Lara Arruabarrena difende il WTA di Palermo dalle accuse della Vekic

Dopo tutto quello che è successo da marzo ad oggi, tornare alla normalità sembra quasi impossibile. Tutto è diverso. Nuove leggi, nuove regole e protocolli sanitari hanno invaso le nostre vite ed ogni tipo di attività.

È difficile andare a fare la spesa rispettando tutti gli obblighi, figurarsi organizzare un torneo di tennis ufficiale.Il WTA di Palermo, ha fatto da apripista alla ripartenza del tennis dopo la sospensione dei tornei causata dall’emergenza sanitaria scatenata dal Covid-19.

E proprio perché è il primo torneo che si disputa dopo il lockdown gli occhi erano tutti puntati sulle misure restrittive adottate per garantire la sicurezza dei tennisti e dei tutti i partecipanti.

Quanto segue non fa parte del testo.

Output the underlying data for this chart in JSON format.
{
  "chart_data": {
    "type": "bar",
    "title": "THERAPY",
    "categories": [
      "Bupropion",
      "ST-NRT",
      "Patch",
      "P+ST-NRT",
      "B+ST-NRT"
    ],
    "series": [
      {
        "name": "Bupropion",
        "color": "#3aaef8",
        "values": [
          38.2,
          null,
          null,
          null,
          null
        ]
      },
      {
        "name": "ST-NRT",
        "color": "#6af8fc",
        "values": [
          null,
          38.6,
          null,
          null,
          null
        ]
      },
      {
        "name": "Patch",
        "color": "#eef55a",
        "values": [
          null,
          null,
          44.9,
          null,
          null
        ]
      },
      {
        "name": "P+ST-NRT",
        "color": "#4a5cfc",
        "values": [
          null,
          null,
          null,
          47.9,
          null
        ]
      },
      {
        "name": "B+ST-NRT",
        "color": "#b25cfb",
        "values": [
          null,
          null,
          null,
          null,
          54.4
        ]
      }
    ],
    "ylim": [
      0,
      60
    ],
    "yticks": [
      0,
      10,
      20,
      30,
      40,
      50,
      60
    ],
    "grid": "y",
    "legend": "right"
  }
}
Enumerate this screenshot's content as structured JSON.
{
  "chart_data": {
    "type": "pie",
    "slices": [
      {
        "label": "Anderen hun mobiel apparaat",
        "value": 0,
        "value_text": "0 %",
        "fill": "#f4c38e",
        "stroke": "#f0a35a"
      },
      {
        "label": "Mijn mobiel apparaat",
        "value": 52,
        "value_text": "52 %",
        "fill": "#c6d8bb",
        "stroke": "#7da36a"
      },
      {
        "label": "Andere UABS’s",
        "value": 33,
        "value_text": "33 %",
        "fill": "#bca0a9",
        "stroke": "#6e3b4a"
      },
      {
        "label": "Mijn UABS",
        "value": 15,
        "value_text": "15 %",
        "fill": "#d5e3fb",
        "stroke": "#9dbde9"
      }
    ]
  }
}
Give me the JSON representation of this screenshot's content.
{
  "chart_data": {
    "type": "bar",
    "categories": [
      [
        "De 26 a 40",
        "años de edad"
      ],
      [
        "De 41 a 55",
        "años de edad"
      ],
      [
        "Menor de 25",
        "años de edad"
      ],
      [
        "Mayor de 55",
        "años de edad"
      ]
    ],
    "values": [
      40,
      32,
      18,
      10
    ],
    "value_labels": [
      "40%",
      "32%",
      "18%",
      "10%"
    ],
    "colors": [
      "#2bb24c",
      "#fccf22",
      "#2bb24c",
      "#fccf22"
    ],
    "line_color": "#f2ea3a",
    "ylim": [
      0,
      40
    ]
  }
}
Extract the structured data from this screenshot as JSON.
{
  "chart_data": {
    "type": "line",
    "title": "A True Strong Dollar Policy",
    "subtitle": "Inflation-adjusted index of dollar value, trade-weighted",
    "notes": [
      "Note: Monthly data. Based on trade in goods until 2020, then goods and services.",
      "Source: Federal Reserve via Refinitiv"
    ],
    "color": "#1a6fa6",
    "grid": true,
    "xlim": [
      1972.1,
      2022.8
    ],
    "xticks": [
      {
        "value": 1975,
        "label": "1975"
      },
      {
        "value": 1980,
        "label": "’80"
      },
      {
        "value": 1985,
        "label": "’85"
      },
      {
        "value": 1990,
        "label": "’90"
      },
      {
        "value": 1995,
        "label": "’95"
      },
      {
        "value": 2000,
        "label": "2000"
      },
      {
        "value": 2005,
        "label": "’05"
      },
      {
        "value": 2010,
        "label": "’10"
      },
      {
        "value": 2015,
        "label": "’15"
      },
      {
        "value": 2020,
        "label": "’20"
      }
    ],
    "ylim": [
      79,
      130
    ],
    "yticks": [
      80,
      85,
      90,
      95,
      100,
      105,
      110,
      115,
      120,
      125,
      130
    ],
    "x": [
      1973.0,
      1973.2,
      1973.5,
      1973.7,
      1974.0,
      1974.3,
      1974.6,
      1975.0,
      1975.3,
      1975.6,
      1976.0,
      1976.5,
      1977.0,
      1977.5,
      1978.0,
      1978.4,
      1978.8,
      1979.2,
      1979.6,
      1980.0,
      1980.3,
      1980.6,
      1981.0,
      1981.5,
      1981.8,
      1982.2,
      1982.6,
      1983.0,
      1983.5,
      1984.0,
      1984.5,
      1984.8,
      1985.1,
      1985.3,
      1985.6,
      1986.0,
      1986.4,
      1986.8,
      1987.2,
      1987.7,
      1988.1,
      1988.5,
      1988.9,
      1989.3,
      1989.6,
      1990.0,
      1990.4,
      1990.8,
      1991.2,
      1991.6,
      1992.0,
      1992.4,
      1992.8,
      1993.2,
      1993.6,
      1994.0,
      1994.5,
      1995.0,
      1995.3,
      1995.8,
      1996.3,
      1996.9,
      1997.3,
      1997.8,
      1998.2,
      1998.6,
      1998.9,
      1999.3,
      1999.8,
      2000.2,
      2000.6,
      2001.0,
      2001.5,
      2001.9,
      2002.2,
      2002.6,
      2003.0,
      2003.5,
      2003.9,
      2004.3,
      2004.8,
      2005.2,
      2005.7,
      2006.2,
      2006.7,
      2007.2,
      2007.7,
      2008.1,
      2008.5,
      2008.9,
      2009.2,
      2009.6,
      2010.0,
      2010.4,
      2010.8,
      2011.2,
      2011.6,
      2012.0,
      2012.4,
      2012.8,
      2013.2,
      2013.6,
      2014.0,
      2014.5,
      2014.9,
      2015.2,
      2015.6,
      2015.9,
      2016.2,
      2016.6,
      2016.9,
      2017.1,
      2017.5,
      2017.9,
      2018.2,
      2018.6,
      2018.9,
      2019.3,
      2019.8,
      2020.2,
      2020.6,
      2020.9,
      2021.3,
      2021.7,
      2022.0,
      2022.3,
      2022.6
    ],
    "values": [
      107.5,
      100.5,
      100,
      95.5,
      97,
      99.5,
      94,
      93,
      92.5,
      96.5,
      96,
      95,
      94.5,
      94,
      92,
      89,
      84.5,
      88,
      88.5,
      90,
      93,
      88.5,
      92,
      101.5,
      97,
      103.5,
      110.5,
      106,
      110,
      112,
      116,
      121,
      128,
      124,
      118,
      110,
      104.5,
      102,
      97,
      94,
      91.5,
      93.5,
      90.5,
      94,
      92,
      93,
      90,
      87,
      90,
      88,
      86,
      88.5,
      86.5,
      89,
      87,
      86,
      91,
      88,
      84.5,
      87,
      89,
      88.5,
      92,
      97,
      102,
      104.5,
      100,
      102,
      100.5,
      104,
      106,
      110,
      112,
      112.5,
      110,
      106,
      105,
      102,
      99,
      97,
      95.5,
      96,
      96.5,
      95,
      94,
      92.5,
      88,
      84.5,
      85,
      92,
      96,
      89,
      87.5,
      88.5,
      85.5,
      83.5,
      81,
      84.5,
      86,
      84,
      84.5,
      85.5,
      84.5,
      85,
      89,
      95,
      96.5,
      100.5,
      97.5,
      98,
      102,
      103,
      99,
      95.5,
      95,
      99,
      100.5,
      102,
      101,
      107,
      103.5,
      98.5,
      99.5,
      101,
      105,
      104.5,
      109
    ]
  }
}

Gli organizzatori avevano messo in conto il rischio di esporsi alla gogna mediatica e ad eventuali critiche provenienti da tennisti, addetti ai lavori, tifosi e spettatori.

In particolare alcune tenniste fra cui Donna Vekic hanno dichiarato che nel torneo siciliano non è presente quella “bolla” che dovrebbe garantire di muoversi liberamente all’interno delle zone limitrofe al torneo senza il rischio di contagiarsi.

Questo perché, secondo la croata il 90% dei giocatori non resta in hotel, come invece dovrebbe fare.

Lara Arruabarrena ringrazia l'organizzazione del WTA di Palermo

Di diverso avviso rispetto al pensiero della Vekic è stata la tennista spagnola Lara Arruabarrena che attraverso un post sul suo profilo twitter ha voluto ringraziare il WTA di Palermo e la sua organizzazione per come ha gestito la situazione, chiarendo che “ogni giocatore dovrebbe essere consapevole delle proprie azioni in un periodo cosi delicato come quello che tutta l’umanità sta attraversando a causa del coronavirus”.

Il messaggio scritto dalla spagnola, attuale numero 78 della classifica WTA, recita queste parole: “ Voglio ringraziare il torneo di Palermo per lo sforzo e il lavoro che stanno facendo per garantire chela competizione si svolta nel mondo migliore possibile.

Sono state fatte diverse critiche ma ognuno è responsabile delle sue azioni. Tutti siamo abbastanza grandi per capire quale sia il modo giusto di comportarsi e rispettare i protocolli. Nessuno è obbligato a giocare se non se la sente”.